I wonder why she's never told me about her own trauma, why I only know about it in such vague terms from an unsent letter, and finally got more information from Morgan last year. Is it that she thinks she's told me already? She does that with lots of other things. Or is she purposefully not telling me? Or is she just not ready or available to talk about it with me? Was she trying to get to that place by talking today? If that's the case I don't understand why I feel so judged, misunderstood, scrutinized for my feelings, my diagnosis, my experience. Or is that just how all mamas are?

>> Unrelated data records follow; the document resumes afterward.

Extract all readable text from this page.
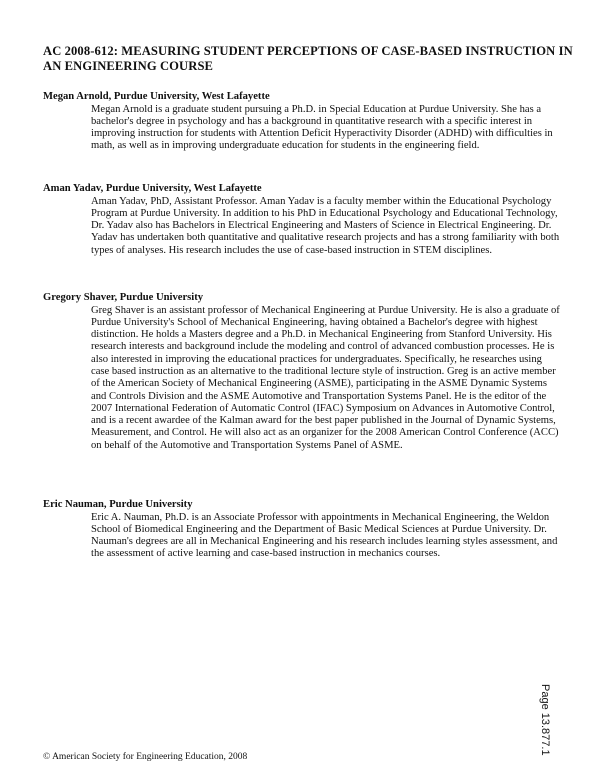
AC 2008-612: MEASURING STUDENT PERCEPTIONS OF CASE-BASED INSTRUCTION IN AN ENGINEERING COURSE
Megan Arnold, Purdue University, West Lafayette
Megan Arnold is a graduate student pursuing a Ph.D. in Special Education at Purdue University. She has a bachelor's degree in psychology and has a background in quantitative research with a specific interest in improving instruction for students with Attention Deficit Hyperactivity Disorder (ADHD) with difficulties in math, as well as in improving undergraduate education for students in the engineering field.
Aman Yadav, Purdue University, West Lafayette
Aman Yadav, PhD, Assistant Professor. Aman Yadav is a faculty member within the Educational Psychology Program at Purdue University. In addition to his PhD in Educational Psychology and Educational Technology, Dr. Yadav also has Bachelors in Electrical Engineering and Masters of Science in Electrical Engineering. Dr. Yadav has undertaken both quantitative and qualitative research projects and has a strong familiarity with both types of analyses. His research includes the use of case-based instruction in STEM disciplines.
Gregory Shaver, Purdue University
Greg Shaver is an assistant professor of Mechanical Engineering at Purdue University. He is also a graduate of Purdue University's School of Mechanical Engineering, having obtained a Bachelor's degree with highest distinction. He holds a Masters degree and a Ph.D. in Mechanical Engineering from Stanford University. His research interests and background include the modeling and control of advanced combustion processes. He is also interested in improving the educational practices for undergraduates. Specifically, he researches using case based instruction as an alternative to the traditional lecture style of instruction. Greg is an active member of the American Society of Mechanical Engineering (ASME), participating in the ASME Dynamic Systems and Controls Division and the ASME Automotive and Transportation Systems Panel. He is the editor of the 2007 International Federation of Automatic Control (IFAC) Symposium on Advances in Automotive Control, and is a recent awardee of the Kalman award for the best paper published in the Journal of Dynamic Systems, Measurement, and Control. He will also act as an organizer for the 2008 American Control Conference (ACC) on behalf of the Automotive and Transportation Systems Panel of ASME.
Eric Nauman, Purdue University
Eric A. Nauman, Ph.D. is an Associate Professor with appointments in Mechanical Engineering, the Weldon School of Biomedical Engineering and the Department of Basic Medical Sciences at Purdue University. Dr. Nauman's degrees are all in Mechanical Engineering and his research includes learning styles assessment, and the assessment of active learning and case-based instruction in mechanics courses.
Page 13.877.1
© American Society for Engineering Education, 2008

She told me recently that my first grade teacher told ehr she was "too intense" (is this right? or was there another descriptor?) and that's why I was afraid to talk in class. She said she cried so much and felt so guilty.
When I was in second grade she started having panic attacks.



I'm sorry, Mama. If I had been better they wouldn't have blamed you and you might not have felt so bad about yourself. (I know you feel bad and you hide it, like me.) But it can't have been your fault. As early as preschool I was judged, laughed at, and ostracized. I wish I could remember why, but I know it wasn't because of you.


I wish I could remember why you had to give me my first safe word (but I already wrote about that.)


Why sometimes do I have to have my hand held, when I can't stand it when people don't fill in context clues and ask constant questions? I guess I think save them! There are bigger questions! Like how do I fix this hole in my ceiling?